Tolton developed a reputation as “a fine preacher, so much so that many of the German and Irish Catholics began to attend Mass with the Black Catholics.” But he still encountered hatred. His Masses became popular and he was considered a exceptional teacher. As his name became known, he was increasingly sought as a speaker and spent much of his young priesthood traveling. Still, the more he excelled as a priest the more jealousy and hatred was stirred up against him.

After two years in Quincy the situation had become so intolerable that Tolton was transferred to Chicago. He ministered in a Southside church basement that was known as St. Augustine’s and later became St. Monica’s Church. He was given jurisdiction of all the Black Catholics in the city, and St. Augustine’s became the center of Black Catholic life.

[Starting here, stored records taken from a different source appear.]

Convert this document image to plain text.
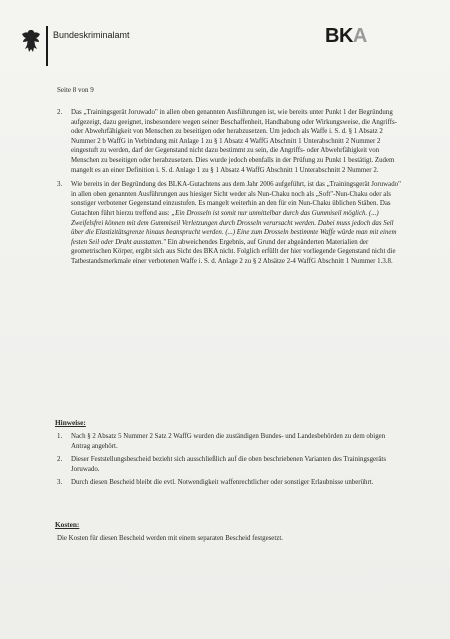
Bundeskriminalamt	BKA
Seite 8 von 9
2. Das „Trainingsgerät Joruwado" in allen oben genannten Ausführungen ist, wie bereits unter Punkt 1 der Begründung aufgezeigt, dazu geeignet, insbesondere wegen seiner Beschaffenheit, Handhabung oder Wirkungsweise, die Angriffs- oder Abwehrfähigkeit von Menschen zu beseitigen oder herabzusetzen. Um jedoch als Waffe i. S. d. § 1 Absatz 2 Nummer 2 b WaffG in Verbindung mit Anlage 1 zu § 1 Absatz 4 WaffG Abschnitt 1 Unterabschnitt 2 Nummer 2 eingestuft zu werden, darf der Gegenstand nicht dazu bestimmt zu sein, die Angriffs- oder Abwehrfähigkeit von Menschen zu beseitigen oder herabzusetzen. Dies wurde jedoch ebenfalls in der Prüfung zu Punkt 1 bestätigt. Zudem mangelt es an einer Definition i. S. d. Anlage 1 zu § 1 Absatz 4 WaffG Abschnitt 1 Unterabschnitt 2 Nummer 2.

3. Wie bereits in der Begründung des BLKA-Gutachtens aus dem Jahr 2006 aufgeführt, ist das „Trainingsgerät Joruwado" in allen oben genannten Ausführungen aus hiesiger Sicht weder als Nun-Chaku noch als „Soft"-Nun-Chaku oder als sonstiger verbotener Gegenstand einzustufen. Es mangelt weiterhin an den für ein Nun-Chaku üblichen Stäben. Das Gutachten führt hierzu treffend aus: „Ein Drosseln ist somit nur unmittelbar durch das Gummiseil möglich. (...) Zweifelsfrei können mit dem Gummiseil Verletzungen durch Drosseln verursacht werden. Dabei muss jedoch das Seil über die Elastizitätsgrenze hinaus beansprucht werden. (...) Eine zum Drosseln bestimmte Waffe würde man mit einem festen Seil oder Draht ausstatten." Ein abweichendes Ergebnis, auf Grund der abgeänderten Materialien der geometrischen Körper, ergibt sich aus Sicht des BKA nicht. Folglich erfüllt der hier vorliegende Gegenstand nicht die Tatbestandsmerkmale einer verbotenen Waffe i. S. d. Anlage 2 zu § 2 Absätze 2-4 WaffG Abschnitt 1 Nummer 1.3.8.

Hinweise:
1. Nach § 2 Absatz 5 Nummer 2 Satz 2 WaffG wurden die zuständigen Bundes- und Landesbehörden zu dem obigen Antrag angehört.

2. Dieser Feststellungsbescheid bezieht sich ausschließlich auf die oben beschriebenen Varianten des Trainingsgeräts Joruwado.

3. Durch diesen Bescheid bleibt die evtl. Notwendigkeit waffenrechtlicher oder sonstiger Erlaubnisse unberührt.

Kosten:

Die Kosten für diesen Bescheid werden mit einem separaten Bescheid festgesetzt.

Tolton was considered most attentive to his parishioners and his popularity continued in and around Chicago.

“He is described as one who worked himself to exhaustion,” said Bishop Joseph N. Perry, who read Tolton’s biography last Wednesday in Chicago, according to the Catholic New World. “‘Father Tolton died during a heat wave walking home from a retreat. He was one of two priests in the city who died that week of heat exhaustion,’ the bishop said.

“Throughout his life, Father Tolton endured racism on every level, even in the church. But through it all, he remained faithful to the Lord, his Church and his people.”